A channel can be used as a pool of resources that allows us to request them on demand. In the following example, we will create a small application that will look up which addresses are valid in a network, using a third-party client from the github.com/tatsushid/go-fastping package.
The pool will have two methods, one for getting a new client and another to return the client back to the pool. The Get method will try to get an existing client from the channel or return a new one if this is not available. The Put method will try to put the client back in the channel, or discard it otherwise:
const wait = time.Millisecond * 250
type pingPool chan *fastping.Pinger
func (p pingPool) Get() *fastping.Pinger {
select {
case v := <-p:
return v
case <-time.After(wait):
return fastping.NewPinger()
}
}
func (p pingPool) Put(v *fastping.Pinger) {
select {
case p <- v:
case <-time.After(wait):
}
return
}
The client will need to specify which network needs to be scanned, so it requires a list of available networks starting with the net.Interfaces function, ranging through the interfaces and their addresses:
ifaces, err := net.Interfaces()
if err != nil {
return nil, err
}
for _, iface := range ifaces {
// ...
addrs, err := iface.Addrs()
// ...
for _, addr := range addrs {
var ip net.IP
switch v := addr.(type) {
case *net.IPNet:
ip = v.IP
case *net.IPAddr:
ip = v.IP
}
// ...
if ip = ip.To4(); ip != nil {
result = append(result, ip)
}
}
}
We can accept a command-line argument to select between interfaces, and we can show a list of interfaces to the user to select when the argument is either not present or wrong:
if len(os.Args) != 2 {
help(ifaces)
}
i, err := strconv.Atoi(os.Args[1])
if err != nil {
log.Fatalln(err)
}
if i < 0 || i > len(ifaces) {
help(ifaces)
}
The help function is just a print of the interfaces IP:
func help(ifaces []net.IP) {
log.Println("please specify a valid network interface number")
for i, f := range ifaces {
mask, _ := f.DefaultMask().Size()
fmt.Printf("%d - %s/%v
", i, f, mask)
}
os.Exit(0)
}
The next step is obtain the range of IPs that need to be checked:
m := ifaces[i].DefaultMask()
ip := ifaces[i].Mask(m)
log.Printf("Lookup in %s", ip)
Now that we have the IP, we can create a function to obtain other IPs in the same network. IPs in Go are a byte slice, so we will replace the least significant bits in order to obtain the final address. Since the IP is a slice, its value will be overwritten by each operation (slices are pointers). We are going to update a copy of the original IP—because slices are pointers to the same array—in order to avoid overwrites:
func makeIP(ip net.IP, i int) net.IP {
addr := make(net.IP, len(ip))
copy(addr, ip)
b := new(big.Int)
b.SetInt64(int64(i))
v := b.Bytes()
copy(addr[len(addr)-len(v):], v)
return addr
}
Then, we will need one channel for results and another for keeping a track of the goroutines; and for each IP, we need to check whether we can launch a goroutine for each address. We will use a pool of 10 clients and inside each goroutine—we will ask for each client, then return them to the pool. All valid IPs will be sent through the result channel:
done := make(chan struct{})
address := make(chan net.IP)
ones, bits := m.Size()
pool := make(pingPool, 10)
for i := 0; i < 1<<(uint(bits-ones)); i++ {
go func(i int) {
p := pool.Get()
defer func() {
pool.Put(p)
done <- struct{}{}
}()
p.AddIPAddr(&net.IPAddr{IP: makeIP(ip, i)})

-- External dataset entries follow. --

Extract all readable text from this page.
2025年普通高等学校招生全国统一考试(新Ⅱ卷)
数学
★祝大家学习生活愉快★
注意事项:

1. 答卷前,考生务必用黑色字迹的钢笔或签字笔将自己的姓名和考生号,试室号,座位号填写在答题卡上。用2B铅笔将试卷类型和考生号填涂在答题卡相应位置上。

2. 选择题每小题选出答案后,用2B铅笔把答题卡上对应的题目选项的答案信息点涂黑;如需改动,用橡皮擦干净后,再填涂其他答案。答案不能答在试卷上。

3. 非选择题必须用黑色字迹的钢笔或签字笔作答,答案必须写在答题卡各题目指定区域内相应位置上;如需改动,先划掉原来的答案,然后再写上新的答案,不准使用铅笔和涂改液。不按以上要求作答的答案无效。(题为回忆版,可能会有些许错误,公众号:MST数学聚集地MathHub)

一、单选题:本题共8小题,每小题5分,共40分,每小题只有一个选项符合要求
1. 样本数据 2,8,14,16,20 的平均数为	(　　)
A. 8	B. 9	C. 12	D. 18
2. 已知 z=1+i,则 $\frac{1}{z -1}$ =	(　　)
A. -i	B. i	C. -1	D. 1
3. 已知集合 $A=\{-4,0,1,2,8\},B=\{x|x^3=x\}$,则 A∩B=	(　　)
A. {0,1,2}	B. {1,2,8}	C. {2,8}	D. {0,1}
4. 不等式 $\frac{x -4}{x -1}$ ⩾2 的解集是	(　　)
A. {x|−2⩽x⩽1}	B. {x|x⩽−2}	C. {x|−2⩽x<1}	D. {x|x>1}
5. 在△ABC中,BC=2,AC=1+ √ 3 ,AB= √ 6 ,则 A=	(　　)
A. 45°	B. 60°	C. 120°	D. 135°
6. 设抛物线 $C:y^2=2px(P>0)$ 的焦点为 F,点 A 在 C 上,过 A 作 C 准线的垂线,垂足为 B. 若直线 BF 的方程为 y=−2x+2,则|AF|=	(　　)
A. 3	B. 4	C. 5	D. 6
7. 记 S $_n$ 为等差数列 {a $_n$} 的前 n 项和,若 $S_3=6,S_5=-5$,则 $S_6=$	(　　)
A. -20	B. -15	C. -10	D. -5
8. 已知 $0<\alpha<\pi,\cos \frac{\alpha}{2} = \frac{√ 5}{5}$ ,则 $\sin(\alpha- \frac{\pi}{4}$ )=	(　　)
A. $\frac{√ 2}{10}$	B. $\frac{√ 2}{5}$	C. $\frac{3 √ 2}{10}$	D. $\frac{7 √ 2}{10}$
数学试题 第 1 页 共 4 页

p.OnRecv = func(a *net.IPAddr, _ time.Duration) { address <- a.IP }
p.Run()
}(i)
}
Each time a routine finishes, we send a value in the done channel so we can keep count of the done signals received before exiting the application. This will be the result loop:
i = 0
for {
select {
case ip := <-address:
log.Printf("Found %s", ip)
case <-done:
if i >= bits-ones {
return
}
i++
}
}
The loop will continue until the count from the channel reaches the number of goroutines. This concludes the more convoluted examples of the usage of channels and goroutines together.